Am ehesten noch in der Sport- und Fan-Kultur findet ein schwarz-rot-goldenes Bekenntnis zur eigenen Nation Akzeptanz. Und seit Jahrzehnten gestehen weite Teile der Politik der deutschen Bevölkerung einen Verfassungspatriotismus zu.
Die Massen bewegt der 23. Mai gleichwohl nicht, doch vor inzwischen einem Dreivierteljahrhundert, nämlich 1949, trat mit dem Ende dieses Tages das Grundgesetz in Kraft, dem alle heutigen Freiheiten zu verdanken sind. Diese Zeitung hat sich in Heppenheim umgeschaut und erkundigt. Die örtlichen Spitzen der auf Bundesebene regierenden Ampel erklären wie Stadt und Schulwesen, ob etwas geplant ist, um der Gründung der Republik zu gedenken, und inwiefern das Datum bewegt.
Wie berichtet, nimmt das Heppenheimer Geschichtsforum an diesem geschichtsträchtigen Tag seinen Auftakt. Mit einem Thema, das schon vor 75 Jahren die Gründerväter und wenigen -mütter umtrieb. Auf den allgemeingültigen Satz „Alle Menschen sind vor dem Gesetz gleich“ folgt in Absatz zwei von Artikel drei des Grundgesetzes erweiternd und präzisierend: „Männer und Frauen sind gleichberechtigt.“ Kerstin Wolff vom Archiv der deutschen Frauenbewegung in Kassel beleuchtet, wie dieser Schlüsselsatz Berücksichtigung finden konnte.
Ein Bericht zu ihrem Vortrag, am Donnerstag ab 18 Uhr im Marstall des Kurmainzer Amtshofs, folgt. Gern hob die Stadt auf diesen ab, und sie betonte gegenüber dieser Zeitung: „Als Kommune ist für Heppenheim besonders der Artikel 28 Absatz 2 von großer Bedeutung. Dieser regelt die Selbstverwaltung ohne staatliche Eingriffe und die finanzielle Eigenständigkeit der Stadt. Hierauf weisen wir Bund und Land gerne hin.“
Weiteres ist städtisch nicht geplant, aber auch das Starkenburg-Gymnasium Heppenheim will das gebotene Erinnern, Würdigen und Ermahnen nicht einfach auslassen. Schulleiterin Katja Eicke zufolge soll es eine kleine interne Aktion geben, bei der Mittelstufenschüler und Oberstüfler des Kurses Politik und Wirtschaft Schilder aufhängen: Diese zeigen die über Grundrechte und Staatsstruktur grundlegenden ersten 20 der 146 Artikel des Grundgesetzes.

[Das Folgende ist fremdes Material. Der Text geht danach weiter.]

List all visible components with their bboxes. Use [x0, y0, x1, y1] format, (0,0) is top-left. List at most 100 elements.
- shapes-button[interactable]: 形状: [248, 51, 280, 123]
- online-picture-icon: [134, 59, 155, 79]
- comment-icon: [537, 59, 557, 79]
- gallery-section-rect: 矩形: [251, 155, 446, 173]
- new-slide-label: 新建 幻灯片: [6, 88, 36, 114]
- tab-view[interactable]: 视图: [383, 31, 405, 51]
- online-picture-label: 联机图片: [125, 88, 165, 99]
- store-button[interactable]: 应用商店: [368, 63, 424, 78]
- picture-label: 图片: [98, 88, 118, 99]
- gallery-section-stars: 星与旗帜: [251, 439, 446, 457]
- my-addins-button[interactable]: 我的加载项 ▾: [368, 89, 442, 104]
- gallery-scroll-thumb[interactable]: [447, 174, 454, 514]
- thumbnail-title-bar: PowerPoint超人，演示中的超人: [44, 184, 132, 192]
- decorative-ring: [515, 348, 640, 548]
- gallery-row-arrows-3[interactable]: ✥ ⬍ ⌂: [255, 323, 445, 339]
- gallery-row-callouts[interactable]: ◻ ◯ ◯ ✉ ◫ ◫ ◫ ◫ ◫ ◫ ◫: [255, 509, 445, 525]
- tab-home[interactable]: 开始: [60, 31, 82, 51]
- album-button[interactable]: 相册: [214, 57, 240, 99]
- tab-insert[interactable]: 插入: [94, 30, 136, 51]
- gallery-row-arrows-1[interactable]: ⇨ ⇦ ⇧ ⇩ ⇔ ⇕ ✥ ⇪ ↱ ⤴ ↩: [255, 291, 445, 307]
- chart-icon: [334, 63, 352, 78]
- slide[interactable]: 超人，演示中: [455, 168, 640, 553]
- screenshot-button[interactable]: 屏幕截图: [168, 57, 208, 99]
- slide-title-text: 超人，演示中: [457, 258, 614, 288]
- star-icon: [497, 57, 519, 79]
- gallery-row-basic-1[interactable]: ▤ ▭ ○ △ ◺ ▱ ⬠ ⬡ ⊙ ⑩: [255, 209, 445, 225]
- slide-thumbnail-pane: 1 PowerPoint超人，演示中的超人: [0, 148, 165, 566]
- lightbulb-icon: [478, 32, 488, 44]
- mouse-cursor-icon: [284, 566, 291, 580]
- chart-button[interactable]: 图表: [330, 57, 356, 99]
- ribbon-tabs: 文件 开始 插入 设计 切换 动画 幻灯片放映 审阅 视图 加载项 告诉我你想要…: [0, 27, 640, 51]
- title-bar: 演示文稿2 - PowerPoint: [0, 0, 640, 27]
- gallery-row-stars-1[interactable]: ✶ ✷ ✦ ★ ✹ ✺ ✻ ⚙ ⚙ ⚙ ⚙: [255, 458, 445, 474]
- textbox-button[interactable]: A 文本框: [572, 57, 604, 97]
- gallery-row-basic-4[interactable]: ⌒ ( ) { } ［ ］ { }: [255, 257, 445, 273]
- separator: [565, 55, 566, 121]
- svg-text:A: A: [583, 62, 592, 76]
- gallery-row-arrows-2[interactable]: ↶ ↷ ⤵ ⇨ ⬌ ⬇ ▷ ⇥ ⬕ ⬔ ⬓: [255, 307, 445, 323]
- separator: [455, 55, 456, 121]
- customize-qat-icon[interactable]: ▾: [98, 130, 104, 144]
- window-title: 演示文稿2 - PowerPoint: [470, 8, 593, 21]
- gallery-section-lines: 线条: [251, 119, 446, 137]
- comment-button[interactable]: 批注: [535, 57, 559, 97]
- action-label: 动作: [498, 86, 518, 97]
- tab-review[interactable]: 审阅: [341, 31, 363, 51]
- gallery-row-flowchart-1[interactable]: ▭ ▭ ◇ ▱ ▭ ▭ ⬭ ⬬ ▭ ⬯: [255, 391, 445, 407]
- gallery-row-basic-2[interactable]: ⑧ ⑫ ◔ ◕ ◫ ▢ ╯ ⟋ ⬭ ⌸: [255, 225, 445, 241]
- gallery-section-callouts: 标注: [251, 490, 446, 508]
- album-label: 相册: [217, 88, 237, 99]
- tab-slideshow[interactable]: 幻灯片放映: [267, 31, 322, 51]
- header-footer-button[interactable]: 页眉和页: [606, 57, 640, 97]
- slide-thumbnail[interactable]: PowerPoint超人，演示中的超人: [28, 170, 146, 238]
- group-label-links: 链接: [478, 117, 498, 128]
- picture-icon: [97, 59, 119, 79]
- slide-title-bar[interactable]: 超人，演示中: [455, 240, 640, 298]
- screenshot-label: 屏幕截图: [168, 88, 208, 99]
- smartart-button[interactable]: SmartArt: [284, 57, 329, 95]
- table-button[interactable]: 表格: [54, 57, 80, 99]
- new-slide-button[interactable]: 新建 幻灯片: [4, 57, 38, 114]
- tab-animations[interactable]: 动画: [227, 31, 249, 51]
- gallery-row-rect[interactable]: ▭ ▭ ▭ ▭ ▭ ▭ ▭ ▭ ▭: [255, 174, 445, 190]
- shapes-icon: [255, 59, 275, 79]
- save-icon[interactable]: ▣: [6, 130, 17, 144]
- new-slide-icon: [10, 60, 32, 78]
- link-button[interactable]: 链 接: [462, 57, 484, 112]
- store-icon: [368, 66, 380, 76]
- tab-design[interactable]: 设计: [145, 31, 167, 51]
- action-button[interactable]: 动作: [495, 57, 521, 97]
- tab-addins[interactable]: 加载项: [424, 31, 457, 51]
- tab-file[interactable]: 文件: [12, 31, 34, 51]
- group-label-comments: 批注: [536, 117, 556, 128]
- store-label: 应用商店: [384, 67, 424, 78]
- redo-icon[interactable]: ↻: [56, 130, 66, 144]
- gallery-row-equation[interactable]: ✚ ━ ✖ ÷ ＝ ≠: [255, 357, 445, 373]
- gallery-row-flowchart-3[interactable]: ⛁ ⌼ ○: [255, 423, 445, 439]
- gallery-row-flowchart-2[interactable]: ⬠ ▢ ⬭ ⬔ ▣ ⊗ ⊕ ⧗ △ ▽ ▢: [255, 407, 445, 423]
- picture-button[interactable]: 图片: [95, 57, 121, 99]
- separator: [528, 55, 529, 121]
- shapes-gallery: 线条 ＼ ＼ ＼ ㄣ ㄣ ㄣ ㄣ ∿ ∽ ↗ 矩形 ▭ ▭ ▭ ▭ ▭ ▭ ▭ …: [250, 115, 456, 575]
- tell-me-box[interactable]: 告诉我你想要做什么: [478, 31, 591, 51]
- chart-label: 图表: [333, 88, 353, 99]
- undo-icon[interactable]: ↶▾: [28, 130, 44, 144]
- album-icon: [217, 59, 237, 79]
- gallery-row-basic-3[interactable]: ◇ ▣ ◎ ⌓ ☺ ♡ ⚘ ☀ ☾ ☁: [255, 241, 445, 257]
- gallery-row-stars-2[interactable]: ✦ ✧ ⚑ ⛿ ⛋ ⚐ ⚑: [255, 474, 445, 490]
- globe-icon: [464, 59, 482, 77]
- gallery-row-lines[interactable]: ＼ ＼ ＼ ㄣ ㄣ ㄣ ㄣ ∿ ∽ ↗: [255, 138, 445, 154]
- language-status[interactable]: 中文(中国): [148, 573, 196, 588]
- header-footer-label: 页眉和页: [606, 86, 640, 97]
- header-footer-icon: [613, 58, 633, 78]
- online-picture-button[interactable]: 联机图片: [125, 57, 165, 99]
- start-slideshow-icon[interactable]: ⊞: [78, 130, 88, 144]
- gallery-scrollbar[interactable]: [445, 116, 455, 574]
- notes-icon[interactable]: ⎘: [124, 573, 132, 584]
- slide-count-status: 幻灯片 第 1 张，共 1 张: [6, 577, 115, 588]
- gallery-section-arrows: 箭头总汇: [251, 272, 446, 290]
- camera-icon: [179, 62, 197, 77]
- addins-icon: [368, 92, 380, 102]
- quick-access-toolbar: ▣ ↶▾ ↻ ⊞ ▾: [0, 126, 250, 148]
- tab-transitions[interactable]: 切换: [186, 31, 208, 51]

„Das Grundgesetz ist das wichtigste demokratische Instrument unserer Gesellschaft“, betont Eicke. Bei aller Bedeutung von individueller Freiheit und Positionierung, aber auch verbreitet zunehmendem Ego-Zentrismus „muss immer wieder deutlich gemacht werden, dass wir als Gemeinschaft auf einer gemeinsamen Grundlage stehen.“ Sie vertraue darauf, dass Demokratinnen und Demokraten „diese Grundlagen verteidigen“.
Das Grundgesetz jeden Tag würdigen
Heppenheims SPD-Vorsitzendem Benjamin Liesenberg fehlt neben allen Verpflichtungen und zwei kleinen Kindern „leider die Zeit, um den Tag so zu würdigen, wie er es verdient hätte. Jedoch würdige ich unser Grundgesetz jeden Tag.“ Das lebe er etwa durch Redefreiheit, politisches Engagement und die „Gewissheit, dass meine Kinder einmal das machen können, was sie wollen, und sein können, was sie wollen.“ All das als selbstverständlich zu erachten, sei normal, aber kann sich als trügerisch erweisen. Wobei er „keine direkte, akute Bedrohung unserer freiheitlich-demokratischen Grundordnung“ sieht. „Für mich ist diese Gefahr eher abstrakt, aber dennoch latent. Gerade das veränderte politische Klima und die weitere Entwicklung bereiten mir Sorgen.“
Wenn Extrema salonfähig und so enttabuisiert würden, verrücke das etwas. „Deshalb ist es für mich wichtig, dass in der Politik kein Populismus genutzt wird und man fair und ehrlich miteinander umgeht.“ Nicht nur Liesenberg „bedeutet es als Funktionsträger in der Lokalpolitik viel, mich durch die Möglichkeiten, die uns unser Grundgesetz gibt, einzubringen.“
Der örtliche Vorsitzende der in Heppenheim nach dem Zweiten Weltkrieg gegründeten FDP, Oliver Wilkening, konstatiert: „Dass das Grundgesetz jetzt seinen 75. Geburtstag feiert und dieses Ereignis mit ganz verschiedenen Veranstaltungen gewürdigt wird, halte ich für mehr als angemessen und äußerst wichtig.“ Er würde sich allerdings „mehr gelebtes Grundgesetz wünschen“. Die gegenwärtige Demokratie sei als wehrhaft konzipiert.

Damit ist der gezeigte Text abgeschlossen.